Unfortunately, this back and forth fighting usually has been going on for years before couples decide to come in for counseling. At the time of their arrival to my office, they feel a big deal of loneliness and hurt around being misunderstood. Each partner still desires closeness and connection but are too scared and well-defended to let down their protective walls because the pattern has become so automatic. At the heart of this pattern, couples are starving emotionally. This is why strategies to problem solve, time outs, avoidance or being mindful of communication styles aren’t effective—because these strategies don’t address the pain of being unheard or misunderstood or the fear of loosing each other.

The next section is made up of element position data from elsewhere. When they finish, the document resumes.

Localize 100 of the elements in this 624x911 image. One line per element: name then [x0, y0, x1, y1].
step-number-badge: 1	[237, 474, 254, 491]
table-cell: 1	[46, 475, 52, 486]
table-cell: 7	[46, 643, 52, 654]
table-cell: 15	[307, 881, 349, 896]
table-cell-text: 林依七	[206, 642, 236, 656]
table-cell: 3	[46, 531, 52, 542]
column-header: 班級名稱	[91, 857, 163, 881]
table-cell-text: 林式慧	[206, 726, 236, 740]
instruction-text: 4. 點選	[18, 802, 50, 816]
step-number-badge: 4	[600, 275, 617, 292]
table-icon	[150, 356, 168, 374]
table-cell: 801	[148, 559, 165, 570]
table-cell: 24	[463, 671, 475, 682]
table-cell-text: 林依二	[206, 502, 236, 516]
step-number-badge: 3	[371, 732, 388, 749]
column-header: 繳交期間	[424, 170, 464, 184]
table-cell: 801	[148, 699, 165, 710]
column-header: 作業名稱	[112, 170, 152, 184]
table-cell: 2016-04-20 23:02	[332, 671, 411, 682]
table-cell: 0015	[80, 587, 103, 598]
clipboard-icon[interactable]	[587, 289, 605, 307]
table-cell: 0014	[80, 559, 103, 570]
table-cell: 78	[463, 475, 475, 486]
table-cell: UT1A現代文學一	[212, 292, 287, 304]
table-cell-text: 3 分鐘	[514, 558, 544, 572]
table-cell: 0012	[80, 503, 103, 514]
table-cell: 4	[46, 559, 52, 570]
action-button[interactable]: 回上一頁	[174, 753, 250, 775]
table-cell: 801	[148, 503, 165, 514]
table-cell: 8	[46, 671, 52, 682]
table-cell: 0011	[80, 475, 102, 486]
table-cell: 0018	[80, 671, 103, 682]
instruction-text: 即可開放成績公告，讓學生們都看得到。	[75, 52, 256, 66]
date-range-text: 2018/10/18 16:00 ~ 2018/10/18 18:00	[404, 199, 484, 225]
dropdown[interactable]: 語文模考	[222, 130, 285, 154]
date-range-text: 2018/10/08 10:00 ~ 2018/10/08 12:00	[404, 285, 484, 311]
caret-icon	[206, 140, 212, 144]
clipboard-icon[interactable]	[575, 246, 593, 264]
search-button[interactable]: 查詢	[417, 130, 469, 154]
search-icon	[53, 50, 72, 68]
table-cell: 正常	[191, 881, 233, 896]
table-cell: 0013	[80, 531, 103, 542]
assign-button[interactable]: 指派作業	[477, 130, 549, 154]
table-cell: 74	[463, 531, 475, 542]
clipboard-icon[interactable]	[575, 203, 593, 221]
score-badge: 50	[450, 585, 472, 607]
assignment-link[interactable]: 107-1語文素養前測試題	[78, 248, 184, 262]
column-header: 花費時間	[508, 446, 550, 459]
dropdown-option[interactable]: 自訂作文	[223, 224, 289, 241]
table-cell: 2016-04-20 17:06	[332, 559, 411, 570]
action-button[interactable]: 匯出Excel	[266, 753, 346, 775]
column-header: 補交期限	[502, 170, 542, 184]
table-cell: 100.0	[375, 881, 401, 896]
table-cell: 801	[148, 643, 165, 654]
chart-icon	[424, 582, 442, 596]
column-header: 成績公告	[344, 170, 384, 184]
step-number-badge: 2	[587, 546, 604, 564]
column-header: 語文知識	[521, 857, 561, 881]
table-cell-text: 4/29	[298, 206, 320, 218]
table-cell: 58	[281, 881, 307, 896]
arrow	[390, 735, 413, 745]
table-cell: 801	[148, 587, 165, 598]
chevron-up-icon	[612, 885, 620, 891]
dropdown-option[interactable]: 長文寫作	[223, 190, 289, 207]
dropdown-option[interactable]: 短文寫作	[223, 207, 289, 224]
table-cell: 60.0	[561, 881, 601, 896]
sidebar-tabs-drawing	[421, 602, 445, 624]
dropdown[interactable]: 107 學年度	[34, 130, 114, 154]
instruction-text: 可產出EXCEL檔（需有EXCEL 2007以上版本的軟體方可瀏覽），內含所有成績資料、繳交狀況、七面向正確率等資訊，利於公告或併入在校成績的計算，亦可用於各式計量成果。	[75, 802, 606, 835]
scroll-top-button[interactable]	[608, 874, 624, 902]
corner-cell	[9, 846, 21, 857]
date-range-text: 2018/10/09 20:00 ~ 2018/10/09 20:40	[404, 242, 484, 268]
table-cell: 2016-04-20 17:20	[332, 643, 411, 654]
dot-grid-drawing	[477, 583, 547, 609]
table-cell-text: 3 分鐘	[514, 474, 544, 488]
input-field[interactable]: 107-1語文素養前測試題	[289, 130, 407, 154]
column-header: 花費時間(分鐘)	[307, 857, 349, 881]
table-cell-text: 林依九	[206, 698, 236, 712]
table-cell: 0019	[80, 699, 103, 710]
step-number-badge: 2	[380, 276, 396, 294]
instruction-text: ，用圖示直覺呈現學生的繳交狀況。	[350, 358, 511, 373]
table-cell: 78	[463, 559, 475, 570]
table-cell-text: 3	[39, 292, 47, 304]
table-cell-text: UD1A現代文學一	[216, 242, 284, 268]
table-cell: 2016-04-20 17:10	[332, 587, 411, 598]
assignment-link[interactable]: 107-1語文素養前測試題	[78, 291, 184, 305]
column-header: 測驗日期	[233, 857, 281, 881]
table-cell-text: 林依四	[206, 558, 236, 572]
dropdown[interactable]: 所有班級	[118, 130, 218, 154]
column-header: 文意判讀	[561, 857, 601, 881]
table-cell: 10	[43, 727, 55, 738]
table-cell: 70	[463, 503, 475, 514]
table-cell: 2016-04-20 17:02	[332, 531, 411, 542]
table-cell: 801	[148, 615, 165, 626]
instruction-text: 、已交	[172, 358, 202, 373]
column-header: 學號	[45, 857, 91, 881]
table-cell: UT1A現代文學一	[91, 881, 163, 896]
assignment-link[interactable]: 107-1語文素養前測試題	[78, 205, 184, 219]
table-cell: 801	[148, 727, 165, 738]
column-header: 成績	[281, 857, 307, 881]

In couple’s therapy, we work to slow things down so we can really understand what happens for one another in the heated exchange. Attachment theorist, John Bowlby has taught us that when our relationship attachment bells go off we have different ways that we respond. If we are feeling connected we are able to get through the conflict without feeling so threatened. But if we’re in an insecure place, we feel and respond as though there’s impending doom and danger.
In therapy, we help couples feel secure with each other again, so that it really becomes ONLY about the dishes and the unfinished dishes no longer mean that a partner is: not invested; doesn’t care; or is simply lazy.
We teach couples how to start responding to each other’s emotions in order to disarm the negative, repeating fights. We help couples slow things down so that softer emotions start to emerge like sadness, fear, embarrassment and shame. As that is happening, partners start seeing each other in a different light. Where they once saw anger they now see fear. Where they used to see their partner shutting down, they now see them hiding from shame and guilt. After all, softer emotions feel a lot less dangerous. Showing and responding to more tender emotions that are beneath our defensive reactions create a new type of conversation. A conversation that fosters understanding and empathy and a lot less blame and distance.